Contributed by Michael A. Nalesnik, M.D.
PATIENT HISTORY:
Per referral report, the patient is a 54-year-old white female
 with significant history of hypertension, prior biliary
 cirrhosis.  The patient presented to the office seeing me on the day
 of admission complaining of two-day history of increasing
 fatigue, legs giving out, lightheadedness and nausea, diaphoresis
 when she would stand or be active.  Also on questioning she did note
 dark stools.  The patient has a significant history of taking two
 aspirin q night for approximately 10 years, also one glass of
 wine every night and drinking one to two cups of coffee in the
 morning.  Approximately one to two weeks prior to this, the
 patient noted myalgias and pharyngitis.  She was started on antibiotics and also increased her aspirin intake secondary to the myalgias.
 In my office, the patient was found to have an orthostatic tilt.
 Conjunctive were pink.  The patient had regular rhythm and tachy
 when she sat up.  Abdomen was fairly soft with occasional
 tenderness in the lower quadrants.  Rectal revealed significant
 black stool.  Hematocrit in the office was 23.  The patient was
 transferred by ambulance to the hospital as a direct admission for continued evaluation and care.
 
Final Diagnosis (Case 50)
PART 1: NATIVE LIVER, NEEDLE BIOPSY (5/2/97) -
- CHRONIC HEPATITIS WITH PORTAL FIBROSIS (see comment).
 
PART 2: NATIVE LIVER, NEEDLE BIOPSY (10/18/84) -
- LIVER WITH REDUCED NUMBERS OF BILE DUCTS, FOCAL DUCTULAR PROLIFERATION AND PERIPORTAL FIBROSIS, COMPATIBLE WITH THE CLINICAL HISTORY OF PRIMARY BILIARY CIRRHOSIS.
 
Comment:
The changes in the 1984 biopsy, namely, reduced numbers of bile
 ducts and biliary-type piecemeal necrosis, are compatible with
 the clinical history given that this patient has primary biliary
 cirrhosis.  Supportive laboratory evidence strengthen this
 opinion.
 
The more recent biopsy shows apparent progression of changes in
 the form of slightly more prominent portal fibrosis.  I agree
 that the findings fall short of cirrhosis at this time.  In
 addition, the findings in the most recent biopsy, taken alone,
 are non specific.  However, when combined with the earlier
 biopsy, the findings can be considered as consistent with the
 patient's underlying disease.
 
Previous Biopsies on this Patient:
None
TPIS Related Resources:
Modified Knodell Scoring
Liver Transplant Topics
Gross Description - Case 50
The specimen consists of two (2) consult slides,Part 1, 
 (1) and (1),Part 2, both with their respective blocks (1 each), with
 accompanying surgical pathology reports and patient history.

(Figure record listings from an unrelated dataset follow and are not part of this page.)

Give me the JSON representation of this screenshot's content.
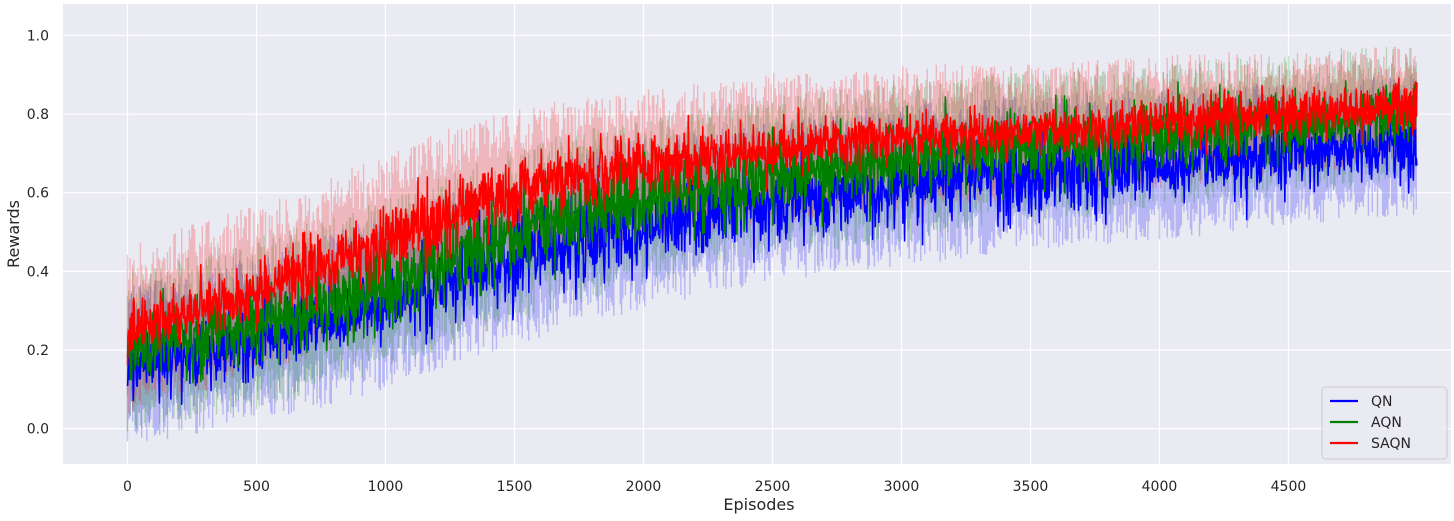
{
  "chart_data": {
    "type": "line",
    "title": "",
    "xlabel": "Episodes",
    "ylabel": "Rewards",
    "xlim": [
      -250,
      5130
    ],
    "ylim": [
      -0.09,
      1.08
    ],
    "xticks": [
      0,
      500,
      1000,
      1500,
      2000,
      2500,
      3000,
      3500,
      4000,
      4500
    ],
    "yticks": [
      0.0,
      0.2,
      0.4,
      0.6,
      0.8,
      1.0
    ],
    "xtick_labels": [
      "0",
      "500",
      "1000",
      "1500",
      "2000",
      "2500",
      "3000",
      "3500",
      "4000",
      "4500"
    ],
    "ytick_labels": [
      "0.0",
      "0.2",
      "0.4",
      "0.6",
      "0.8",
      "1.0"
    ],
    "grid": true,
    "background": "#eaeaf2",
    "legend": {
      "placement": "lower-right"
    },
    "episodes": 5000,
    "series": [
      {
        "name": "QN",
        "color": "#0000ff",
        "x": [
          0,
          250,
          500,
          750,
          1000,
          1250,
          1500,
          1750,
          2000,
          2250,
          2500,
          2750,
          3000,
          3250,
          3500,
          3750,
          4000,
          4250,
          4500,
          4750,
          5000
        ],
        "mean": [
          0.16,
          0.19,
          0.23,
          0.27,
          0.32,
          0.38,
          0.43,
          0.48,
          0.52,
          0.55,
          0.58,
          0.6,
          0.62,
          0.64,
          0.65,
          0.66,
          0.67,
          0.69,
          0.7,
          0.71,
          0.72
        ],
        "spread": [
          0.06,
          0.06,
          0.06,
          0.06,
          0.06,
          0.07,
          0.07,
          0.07,
          0.07,
          0.07,
          0.07,
          0.07,
          0.07,
          0.07,
          0.07,
          0.07,
          0.06,
          0.06,
          0.06,
          0.06,
          0.06
        ],
        "band": [
          0.16,
          0.16,
          0.16,
          0.17,
          0.17,
          0.17,
          0.17,
          0.17,
          0.17,
          0.16,
          0.16,
          0.16,
          0.16,
          0.16,
          0.15,
          0.15,
          0.15,
          0.15,
          0.14,
          0.14,
          0.14
        ]
      },
      {
        "name": "AQN",
        "color": "#008000",
        "x": [
          0,
          250,
          500,
          750,
          1000,
          1250,
          1500,
          1750,
          2000,
          2250,
          2500,
          2750,
          3000,
          3250,
          3500,
          3750,
          4000,
          4250,
          4500,
          4750,
          5000
        ],
        "mean": [
          0.2,
          0.23,
          0.27,
          0.31,
          0.37,
          0.43,
          0.49,
          0.54,
          0.58,
          0.61,
          0.64,
          0.66,
          0.68,
          0.7,
          0.72,
          0.73,
          0.75,
          0.76,
          0.77,
          0.79,
          0.8
        ],
        "spread": [
          0.06,
          0.06,
          0.06,
          0.06,
          0.07,
          0.07,
          0.07,
          0.07,
          0.07,
          0.07,
          0.07,
          0.06,
          0.06,
          0.06,
          0.06,
          0.06,
          0.06,
          0.06,
          0.06,
          0.05,
          0.05
        ],
        "band": [
          0.16,
          0.16,
          0.17,
          0.17,
          0.17,
          0.17,
          0.17,
          0.17,
          0.16,
          0.16,
          0.16,
          0.16,
          0.16,
          0.15,
          0.15,
          0.15,
          0.14,
          0.14,
          0.14,
          0.14,
          0.13
        ]
      },
      {
        "name": "SAQN",
        "color": "#ff0000",
        "x": [
          0,
          250,
          500,
          750,
          1000,
          1250,
          1500,
          1750,
          2000,
          2250,
          2500,
          2750,
          3000,
          3250,
          3500,
          3750,
          4000,
          4250,
          4500,
          4750,
          5000
        ],
        "mean": [
          0.25,
          0.3,
          0.35,
          0.41,
          0.48,
          0.55,
          0.6,
          0.64,
          0.67,
          0.69,
          0.71,
          0.73,
          0.74,
          0.75,
          0.76,
          0.77,
          0.78,
          0.79,
          0.8,
          0.81,
          0.82
        ],
        "spread": [
          0.05,
          0.05,
          0.05,
          0.06,
          0.06,
          0.06,
          0.06,
          0.05,
          0.05,
          0.05,
          0.04,
          0.04,
          0.04,
          0.04,
          0.04,
          0.04,
          0.04,
          0.04,
          0.04,
          0.04,
          0.04
        ],
        "band": [
          0.17,
          0.17,
          0.17,
          0.17,
          0.17,
          0.17,
          0.16,
          0.16,
          0.15,
          0.15,
          0.15,
          0.14,
          0.14,
          0.14,
          0.13,
          0.13,
          0.13,
          0.13,
          0.12,
          0.12,
          0.12
        ]
      }
    ]
  }
}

Microscopic Description - Case 50
The slide,Part 1, shows bridging fibrosis with patchy
 inflammation, primarily at the interface regions.  Some ductular
 proliferation is, again, noted and a questionable reduction in
 bile ducts is appreciated.  The uncertainty arises from the small
 number of identifiable portal tracts seen.  The hepatocytes are
 unremarkable and occasionally contain mild macrovesicular fat
 globules.
The slide,Part 2,consists of a needle core of hepatic
 parenchyma with portal inflammation and expansion.  The portal
 tracts contain occasional bile ducts which are partially
 disrupted by the predominantly mononuclear inflammatory
 infiltrate.  In addition, rare eosinophils are noted.  In other
 portal areas, bile ducts are not seen.  Occasional foam cells are
 noted at these sites.  Enlargement of portal tracts raises the
 possibility of early bridging in some sites.  Focal ductular
 proliferation is noted at the limiting plate regions.